Automation Cloud - Users facing difficulty logging in.
Incident Report for UiPath
Postmortem

Background Context

UiPath uses feature flags to control the rollout of features separately from the rollout of new versions of our code. This gives us more control for canarying, testing, dogfooding, slow rollouts, and more.

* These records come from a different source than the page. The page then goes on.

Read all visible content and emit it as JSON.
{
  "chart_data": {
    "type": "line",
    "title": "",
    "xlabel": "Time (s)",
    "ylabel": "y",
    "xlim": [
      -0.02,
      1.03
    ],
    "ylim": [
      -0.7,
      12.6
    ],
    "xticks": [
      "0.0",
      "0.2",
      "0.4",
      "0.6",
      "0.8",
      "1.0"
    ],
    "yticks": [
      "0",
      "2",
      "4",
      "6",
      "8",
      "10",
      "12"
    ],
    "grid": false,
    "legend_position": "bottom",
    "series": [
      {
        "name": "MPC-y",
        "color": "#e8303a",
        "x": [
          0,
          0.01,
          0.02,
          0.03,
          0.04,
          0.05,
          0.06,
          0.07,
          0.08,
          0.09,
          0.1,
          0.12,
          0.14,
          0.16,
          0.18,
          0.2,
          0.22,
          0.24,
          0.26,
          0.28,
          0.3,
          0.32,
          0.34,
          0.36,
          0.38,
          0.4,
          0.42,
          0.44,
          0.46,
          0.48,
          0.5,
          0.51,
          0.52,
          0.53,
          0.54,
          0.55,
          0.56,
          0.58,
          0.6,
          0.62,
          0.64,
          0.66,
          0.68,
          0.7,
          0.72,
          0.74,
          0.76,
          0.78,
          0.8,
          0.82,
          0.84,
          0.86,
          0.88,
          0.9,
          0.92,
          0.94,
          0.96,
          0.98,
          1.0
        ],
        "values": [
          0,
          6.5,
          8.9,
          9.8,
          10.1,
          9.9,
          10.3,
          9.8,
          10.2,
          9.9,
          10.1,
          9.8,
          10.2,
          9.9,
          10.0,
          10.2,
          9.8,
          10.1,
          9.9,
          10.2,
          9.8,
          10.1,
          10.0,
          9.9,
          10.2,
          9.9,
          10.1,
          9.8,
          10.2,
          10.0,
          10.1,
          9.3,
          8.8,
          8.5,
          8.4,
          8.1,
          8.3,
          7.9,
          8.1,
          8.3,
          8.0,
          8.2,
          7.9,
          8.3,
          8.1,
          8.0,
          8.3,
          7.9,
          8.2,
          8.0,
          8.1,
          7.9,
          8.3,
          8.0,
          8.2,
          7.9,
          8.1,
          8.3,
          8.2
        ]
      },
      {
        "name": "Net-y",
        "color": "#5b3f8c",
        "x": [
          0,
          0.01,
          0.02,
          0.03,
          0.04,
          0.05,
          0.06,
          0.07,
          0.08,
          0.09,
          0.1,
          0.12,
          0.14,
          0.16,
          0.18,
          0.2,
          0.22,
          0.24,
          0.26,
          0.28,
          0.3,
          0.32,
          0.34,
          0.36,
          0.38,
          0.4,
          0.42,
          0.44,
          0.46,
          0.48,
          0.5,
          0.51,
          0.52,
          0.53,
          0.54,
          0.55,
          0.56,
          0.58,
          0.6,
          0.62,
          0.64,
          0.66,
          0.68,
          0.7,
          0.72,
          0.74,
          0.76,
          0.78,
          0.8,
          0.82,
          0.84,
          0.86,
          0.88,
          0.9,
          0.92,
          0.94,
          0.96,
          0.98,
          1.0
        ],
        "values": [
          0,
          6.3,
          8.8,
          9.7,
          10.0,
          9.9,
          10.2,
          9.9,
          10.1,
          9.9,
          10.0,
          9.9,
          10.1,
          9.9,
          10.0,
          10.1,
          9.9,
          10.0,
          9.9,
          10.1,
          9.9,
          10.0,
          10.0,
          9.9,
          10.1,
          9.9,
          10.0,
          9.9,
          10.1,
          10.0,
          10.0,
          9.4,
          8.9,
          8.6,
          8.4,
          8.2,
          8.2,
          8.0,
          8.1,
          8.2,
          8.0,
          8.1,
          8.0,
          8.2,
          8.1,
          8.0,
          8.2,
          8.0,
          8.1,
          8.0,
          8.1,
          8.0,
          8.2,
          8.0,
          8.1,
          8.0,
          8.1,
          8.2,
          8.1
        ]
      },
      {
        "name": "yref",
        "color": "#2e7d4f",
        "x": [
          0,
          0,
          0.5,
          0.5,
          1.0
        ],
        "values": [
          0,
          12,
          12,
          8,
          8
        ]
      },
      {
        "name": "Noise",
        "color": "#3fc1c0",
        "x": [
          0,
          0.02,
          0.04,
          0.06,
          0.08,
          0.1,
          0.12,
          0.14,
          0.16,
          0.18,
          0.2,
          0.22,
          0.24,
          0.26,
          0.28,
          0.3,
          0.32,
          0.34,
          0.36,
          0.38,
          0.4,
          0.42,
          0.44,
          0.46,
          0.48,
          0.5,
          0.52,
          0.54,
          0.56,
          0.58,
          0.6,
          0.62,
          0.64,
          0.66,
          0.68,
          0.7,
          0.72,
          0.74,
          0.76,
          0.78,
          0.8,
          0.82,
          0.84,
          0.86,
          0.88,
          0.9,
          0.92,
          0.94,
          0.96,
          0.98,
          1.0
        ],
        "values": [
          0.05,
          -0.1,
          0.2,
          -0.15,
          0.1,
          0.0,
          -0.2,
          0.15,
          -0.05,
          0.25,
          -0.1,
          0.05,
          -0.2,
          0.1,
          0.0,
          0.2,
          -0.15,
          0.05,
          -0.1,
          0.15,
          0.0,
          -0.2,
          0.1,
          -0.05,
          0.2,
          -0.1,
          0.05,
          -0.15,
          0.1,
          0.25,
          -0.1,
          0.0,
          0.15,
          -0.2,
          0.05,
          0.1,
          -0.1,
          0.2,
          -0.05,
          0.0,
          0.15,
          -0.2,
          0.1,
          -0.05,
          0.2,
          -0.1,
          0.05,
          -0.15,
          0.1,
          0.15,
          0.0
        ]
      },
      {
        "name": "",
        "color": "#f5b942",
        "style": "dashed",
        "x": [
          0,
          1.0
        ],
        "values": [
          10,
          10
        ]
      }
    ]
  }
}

Currently, we are migrating from one feature flag system to another.

Customer impact

At 22:23:49 UTC on Tuesday, Jun 25, 2024, customers across all regions were unable to log into the UiPath Automaiton Cloud Portal. They received the error message “Cannot find organization info.” The issue was resolved 28 minutes later.

Root cause

The feature flag migration was first deployed successfully in alpha, then staging, then community, and onwards through each of our regions. After the migration was fully rolled out, a cleanup was performed on the feature flag confiuration files. At this time a typo was accidentally introduced. Our automatic validation did not catch the problem before deployment.

Detection

The issue was detected by our automatic monitoring within minutes. The on-call engineer was notified and immediately began troubleshooting.

Response

The invalid feature flag config change was rolled back. The change was propagated to all production regions within 10 minutes.

Follow-ups:

  1. Improve automated validation of feature flag configuration. This should prevent similar issues by catching them before they are checked in.
  2. Improve feature flag config rollout to follow the same region-by-region process as code changes with a short pause after each region. This should reduce the blast radius of any errors so they can be caught and fixed in a lower environment.
Posted Jun 26, 2024 - 22:16 UTC

Resolved
This incident has been resolved.
Posted Jun 25, 2024 - 23:17 UTC
Monitoring
A fix has been implemented and we are monitoring the results.
Posted Jun 25, 2024 - 23:08 UTC
Update
We are continuing to investigate this issue.
Posted Jun 25, 2024 - 23:01 UTC
Investigating
We are currently investigating this issue.
Posted Jun 25, 2024 - 23:00 UTC
This incident affected: Automation Cloud.